Re: [PATCH] vgaarb: Use ACPI HID name to find integrated GPU
From: Kai-Heng Feng
Date: Wed Sep 22 2021 - 23:20:46 EST
On Sat, Sep 18, 2021 at 12:55 AM Bjorn Helgaas <helgaas@xxxxxxxxxx> wrote:
>
> On Fri, Sep 17, 2021 at 11:49:45AM +0800, Kai-Heng Feng wrote:
> > On Fri, Sep 17, 2021 at 12:38 AM Bjorn Helgaas <helgaas@xxxxxxxxxx> wrote:
> > >
> > > [+cc Huacai, linux-pci]
> > >
> > > On Wed, May 19, 2021 at 09:57:23PM +0800, Kai-Heng Feng wrote:
> > > > Commit 3d42f1ddc47a ("vgaarb: Keep adding VGA device in queue") assumes
> > > > the first device is an integrated GPU. However, on AMD platforms an
> > > > integrated GPU can have higher PCI device number than a discrete GPU.
> > > >
> > > > Integrated GPU on ACPI platform generally has _DOD and _DOS method, so
> > > > use that as predicate to find integrated GPU. If the new strategy
> > > > doesn't work, fallback to use the first device as boot VGA.
> > > >
> > > > Signed-off-by: Kai-Heng Feng <kai.heng.feng@xxxxxxxxxxxxx>
> > > > ---
> > > > drivers/gpu/vga/vgaarb.c | 31 ++++++++++++++++++++++++++-----
> > > > 1 file changed, 26 insertions(+), 5 deletions(-)
> > > >
> > > > diff --git a/drivers/gpu/vga/vgaarb.c b/drivers/gpu/vga/vgaarb.c
> > > > index 5180c5687ee5..949fde433ea2 100644
> > > > --- a/drivers/gpu/vga/vgaarb.c
> > > > +++ b/drivers/gpu/vga/vgaarb.c
> > > > @@ -50,6 +50,7 @@
> > > > #include <linux/screen_info.h>
> > > > #include <linux/vt.h>
> > > > #include <linux/console.h>
> > > > +#include <linux/acpi.h>
> > > >
> > > > #include <linux/uaccess.h>
> > > >
> > > > @@ -1450,9 +1451,23 @@ static struct miscdevice vga_arb_device = {
> > > > MISC_DYNAMIC_MINOR, "vga_arbiter", &vga_arb_device_fops
> > > > };
> > > >
> > > > +#if defined(CONFIG_ACPI)
> > > > +static bool vga_arb_integrated_gpu(struct device *dev)
> > > > +{
> > > > + struct acpi_device *adev = ACPI_COMPANION(dev);
> > > > +
> > > > + return adev && !strcmp(acpi_device_hid(adev), ACPI_VIDEO_HID);
> > > > +}
> > > > +#else
> > > > +static bool vga_arb_integrated_gpu(struct device *dev)
> > > > +{
> > > > + return false;
> > > > +}
> > > > +#endif
> > > > +
> > > > static void __init vga_arb_select_default_device(void)
> > > > {
> > > > - struct pci_dev *pdev;
> > > > + struct pci_dev *pdev, *found = NULL;
> > > > struct vga_device *vgadev;
> > > >
> > > > #if defined(CONFIG_X86) || defined(CONFIG_IA64)

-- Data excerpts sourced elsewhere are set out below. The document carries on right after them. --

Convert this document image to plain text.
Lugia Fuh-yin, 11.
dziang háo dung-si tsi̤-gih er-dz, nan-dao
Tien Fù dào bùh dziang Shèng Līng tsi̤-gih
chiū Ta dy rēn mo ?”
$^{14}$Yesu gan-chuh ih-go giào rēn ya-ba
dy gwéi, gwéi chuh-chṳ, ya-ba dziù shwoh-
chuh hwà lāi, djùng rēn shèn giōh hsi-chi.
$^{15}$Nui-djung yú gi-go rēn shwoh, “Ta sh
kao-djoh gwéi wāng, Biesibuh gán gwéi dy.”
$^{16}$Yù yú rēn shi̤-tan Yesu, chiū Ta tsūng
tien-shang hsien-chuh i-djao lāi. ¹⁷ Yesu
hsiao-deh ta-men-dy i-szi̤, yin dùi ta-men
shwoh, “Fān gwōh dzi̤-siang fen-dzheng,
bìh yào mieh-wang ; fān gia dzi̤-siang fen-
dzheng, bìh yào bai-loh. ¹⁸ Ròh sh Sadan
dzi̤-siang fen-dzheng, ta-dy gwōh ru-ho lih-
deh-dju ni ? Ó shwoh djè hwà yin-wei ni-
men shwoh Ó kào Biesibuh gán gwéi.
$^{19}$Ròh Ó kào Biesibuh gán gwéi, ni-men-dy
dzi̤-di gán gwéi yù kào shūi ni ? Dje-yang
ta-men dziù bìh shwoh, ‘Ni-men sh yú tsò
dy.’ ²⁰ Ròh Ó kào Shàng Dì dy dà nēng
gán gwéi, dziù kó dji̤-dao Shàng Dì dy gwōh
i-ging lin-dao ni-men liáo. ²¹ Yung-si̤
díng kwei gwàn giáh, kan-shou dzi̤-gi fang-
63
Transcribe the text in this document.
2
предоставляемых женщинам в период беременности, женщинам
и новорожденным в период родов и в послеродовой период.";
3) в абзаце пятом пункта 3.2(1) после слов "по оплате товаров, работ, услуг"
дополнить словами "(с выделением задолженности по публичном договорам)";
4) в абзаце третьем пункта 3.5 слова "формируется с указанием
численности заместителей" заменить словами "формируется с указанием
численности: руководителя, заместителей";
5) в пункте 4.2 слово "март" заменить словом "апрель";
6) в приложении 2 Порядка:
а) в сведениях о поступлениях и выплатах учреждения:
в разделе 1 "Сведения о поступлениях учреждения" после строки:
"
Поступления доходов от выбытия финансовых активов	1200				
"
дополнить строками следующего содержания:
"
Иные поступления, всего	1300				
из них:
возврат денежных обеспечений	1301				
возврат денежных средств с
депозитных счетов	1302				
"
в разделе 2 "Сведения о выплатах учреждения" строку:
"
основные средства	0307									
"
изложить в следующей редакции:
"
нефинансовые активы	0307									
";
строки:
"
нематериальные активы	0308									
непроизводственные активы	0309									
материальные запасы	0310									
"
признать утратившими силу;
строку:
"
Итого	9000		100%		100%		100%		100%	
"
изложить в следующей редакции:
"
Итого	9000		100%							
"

> > > > @@ -1505,20 +1520,26 @@ static void __init vga_arb_select_default_device(void)
> > > > #endif
> > > >
> > > > if (!vga_default_device()) {
> > > > - list_for_each_entry(vgadev, &vga_list, list) {
> > > > + list_for_each_entry_reverse(vgadev, &vga_list, list) {
> > >
> > > Hi Kai-Heng, do you remember why you changed the order of this list
> > > traversal?
> >
> > The descending order is to keep the original behavior.
> >
> > Before this patch, it breaks out of the loop as early as possible, so
> > the lower numbered device is picked.
> > This patch makes it only break out of the loop when ACPI_VIDEO_HID
> > device is found.
> > So if there are more than one device that meet "cmd & (PCI_COMMAND_IO
> > | PCI_COMMAND_MEMORY)", higher numbered device will be selected.
> > So the traverse order reversal is to keep the original behavior.
>
> Can you give an example of what you mean? I don't quite follow how it
> keeps the original behavior.
>
> If we have this:
>
> 0 PCI_COMMAND_MEMORY set ACPI_VIDEO_HID
> 1 PCI_COMMAND_MEMORY set ACPI_VIDEO_HID
>
> Previously we didn't look for ACPI_VIDEO_HID, so we chose 0, now we
> choose 1, which seems wrong. In the absence of other information, I
> would prefer the lower-numbered device.
>
> Or this:
>
> 0 PCI_COMMAND_MEMORY set
> 1 PCI_COMMAND_MEMORY set ACPI_VIDEO_HID
>
> Previously we chose 0; now we choose 1, which does seem right, but
> we'd choose 1 regardless of the order.
>
> Or this:
>
> 0 PCI_COMMAND_MEMORY set ACPI_VIDEO_HID
> 1 PCI_COMMAND_MEMORY set
>
> Previously we chose 0, now we still choose 0, which seems right but
> again doesn't depend on the order.
>
> The first case, where both devices are ACPI_VIDEO_HID, is the only one
> where the order matters, and I suggest that we should be using the
> original order, not the reversed order.
Consider this:
0 PCI_COMMAND_MEMORY set
1 PCI_COMMAND_MEMORY set
Originally device 0 will be picked. If the traverse order is kept,
device 1 will be selected instead, because none of them pass
vga_arb_integrated_gpu().
Kai-Heng
>
> > > I guess the list_add_tail() in vga_arbiter_add_pci_device() means
> > > vga_list is generally ordered with small device numbers first and
> > > large ones last.
> > >
> > > So you pick the integrated GPU with the largest device number. Are
> > > there systems with more than one integrated GPU? If so, I would
> > > naively expect that in the absence of an indication otherwise, we'd
> > > want the one with the *smallest* device number.
> >
> > There's only one integrated GPU on the affected system.
> >
> > The approach is to keep the list traversal in one pass.
> > Is there any regression introduce by this patch?
> > If that's the case, we can separate the logic and find the
> > ACPI_VIDEO_HID in second pass.
>
> No regression, I'm just looking at Huacai's VGA patches, which affect
> this area.